This month, the Bioethics Research Library (BRL) added several classic films to its collection of DVDs available to students. Here are a few of our favorites:
A Beautiful Mind: A human drama inspired by events in the life of John Forbes Nash Jr., and in part based on the biography A Beautiful Mind by Sylvia Nasar. From the heights of notoriety to the depths of depravity, John Forbes Nash Jr. experienced it all. A mathematical genius, he made an astonishing discovery early in his career and stood on the brink of international acclaim. But the handsome and arrogant Nash soon found himself on a painful and harrowing journey of self-discovery.
Ordinary People: Ordinary People is a 1980 American drama that marked the directorial debut of actor Robert Redford. It stars Donald Sutherland, Mary Tyler Moore, Judd Hirsch and Timothy Hutton. The story concerns the disintegration of an upper-middle class family in Lake Forest, Illinois, following the death of one of their sons in a boating accident. The screenplay by Alvin Sargent was based upon the 1976 novel Ordinary People by Judith Guest. The film received six Academy Award nominations and won four: the Academy Award for Best Picture, Best Director for Redford, Adapted Screenplay for Sargent, and Supporting Actor for Hutton.
If These Walls Could Talk: A 1996 made-for-cable film, broadcast on HBO, If These Walls Could Talk follows the plights of three different women and their experiences with abortion. Each of the three stories takes place in the same house, 22 years apart: 1952, 1974, and 1996, in an effort to portray women coping with unplanned pregnancies in various social climates.
Brian’s Song: Brian’s Song is a 1971 ABC Movie of the Week that recounts the details of the life of Brian Piccolo (played by James Caan), a Wake Forest University football player stricken with terminal cancer after turning pro, told through his friendship with Chicago Bears running back teammate and Pro Football Hall of Famer Gale Sayers (Billy Dee Williams), who helps him through the difficult struggle. The movie is based on Sayers’ account of his friendship with Piccolo and coping with Piccolo’s illness in Sayers’ autobiography, I Am Third.

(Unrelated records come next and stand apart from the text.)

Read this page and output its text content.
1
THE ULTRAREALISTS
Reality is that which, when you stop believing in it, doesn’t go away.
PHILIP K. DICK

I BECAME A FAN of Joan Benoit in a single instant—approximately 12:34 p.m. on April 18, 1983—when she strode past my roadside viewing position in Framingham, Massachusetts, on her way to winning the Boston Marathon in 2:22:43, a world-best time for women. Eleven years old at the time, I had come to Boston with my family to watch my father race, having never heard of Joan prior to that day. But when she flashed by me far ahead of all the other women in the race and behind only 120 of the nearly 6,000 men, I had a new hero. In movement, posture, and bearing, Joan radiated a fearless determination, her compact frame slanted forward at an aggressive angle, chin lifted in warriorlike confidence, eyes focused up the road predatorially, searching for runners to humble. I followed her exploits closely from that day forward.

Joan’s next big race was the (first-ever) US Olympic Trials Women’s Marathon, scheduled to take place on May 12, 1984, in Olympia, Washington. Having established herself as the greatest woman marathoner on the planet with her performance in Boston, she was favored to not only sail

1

Secret People: When her father is murdered, Maria (Valentina Cortese) moves to London with her young sister. They live with Anselmo (Charles Goldner), a family friend, and resume a normal life. After a few years, Maria and her sister, Nora (Audrey Hepburn), visit Paris with Anselmo. There, Maria meets an old love, Louis (Serge Reggiani), who has become a radical and currently plots to assassinate a world leader. Louis uses Maria to enter London and then convinces her to begrudgingly join their terrorist group.

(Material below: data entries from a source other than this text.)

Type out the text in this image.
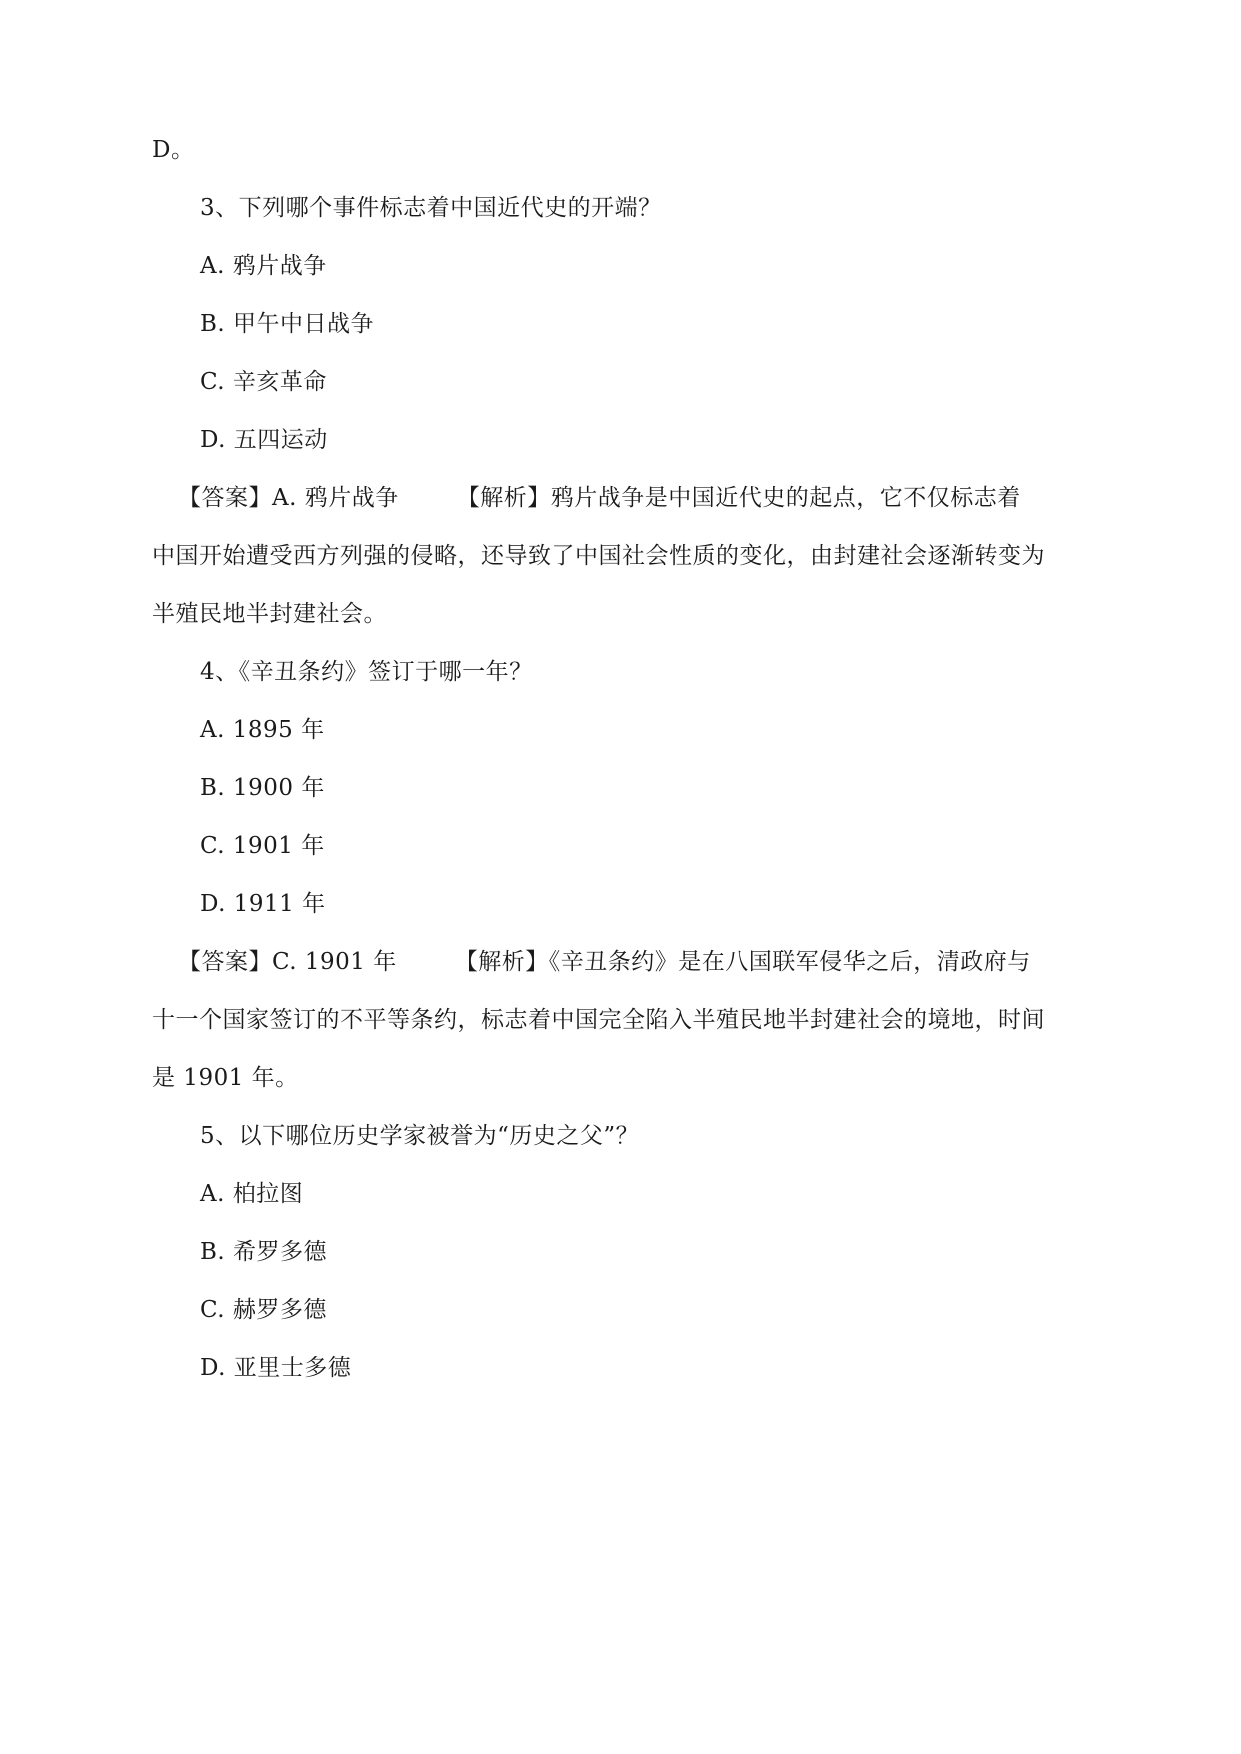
D。
3、下列哪个事件标志着中国近代史的开端？
A. 鸦片战争
B. 甲午中日战争
C. 辛亥革命
D. 五四运动
【答案】A. 鸦片战争	【解析】鸦片战争是中国近代史的起点，它不仅标志着
中国开始遭受西方列强的侵略，还导致了中国社会性质的变化，由封建社会逐渐转变为
半殖民地半封建社会。
4、《辛丑条约》签订于哪一年？
A. 1895 年
B. 1900 年
C. 1901 年
D. 1911 年
【答案】C. 1901 年	【解析】《辛丑条约》是在八国联军侵华之后，清政府与
十一个国家签订的不平等条约，标志着中国完全陷入半殖民地半封建社会的境地，时间
是 1901 年。
5、以下哪位历史学家被誉为“历史之父”？
A. 柏拉图
B. 希罗多德
C. 赫罗多德
D. 亚里士多德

Cocoon: Cocoon is a 1985 American science fiction fantasy comedy-drama film directed by Ron Howard about a group of elderly people rejuvenated by aliens. The movie stars Don Ameche, Wilford Brimley, Hume Cronyn, Brian Dennehy, Jack Gilford, Steve Guttenberg, Maureen Stapleton, Jessica Tandy, Gwen Verdon, Herta Ware, Tahnee Welch, and Linda Harrison. The film is loosely based on the novel of the same name by David Saperstein.
Junior: Junior is a 1994 American comedy film directed and produced by Ivan Reitman, and starring Arnold Schwarzenegger, Danny DeVito and Emma Thompson. The film was released in the United States on November 23, 1994. The film follows Alex Hesse, an Austrian-American scientist who agrees to undergo a male pregnancy as part of a scientific experiment
Coma: In Coma, Boston medical resident Susan Wheeler (Geneviève Bujold) becomes suspicious when her friend (Lois Chiles) is left in an irreversible coma after a routine procedure. Once she uncovers evidence of other patients being left in comas after undergoing procedures in the same operating room, she fears a conspiracy is afoot. When her physician boyfriend, Mark Bellows (Michael Douglas), is skeptical about her findings, Susan must go it alone to uncover the horrible truth.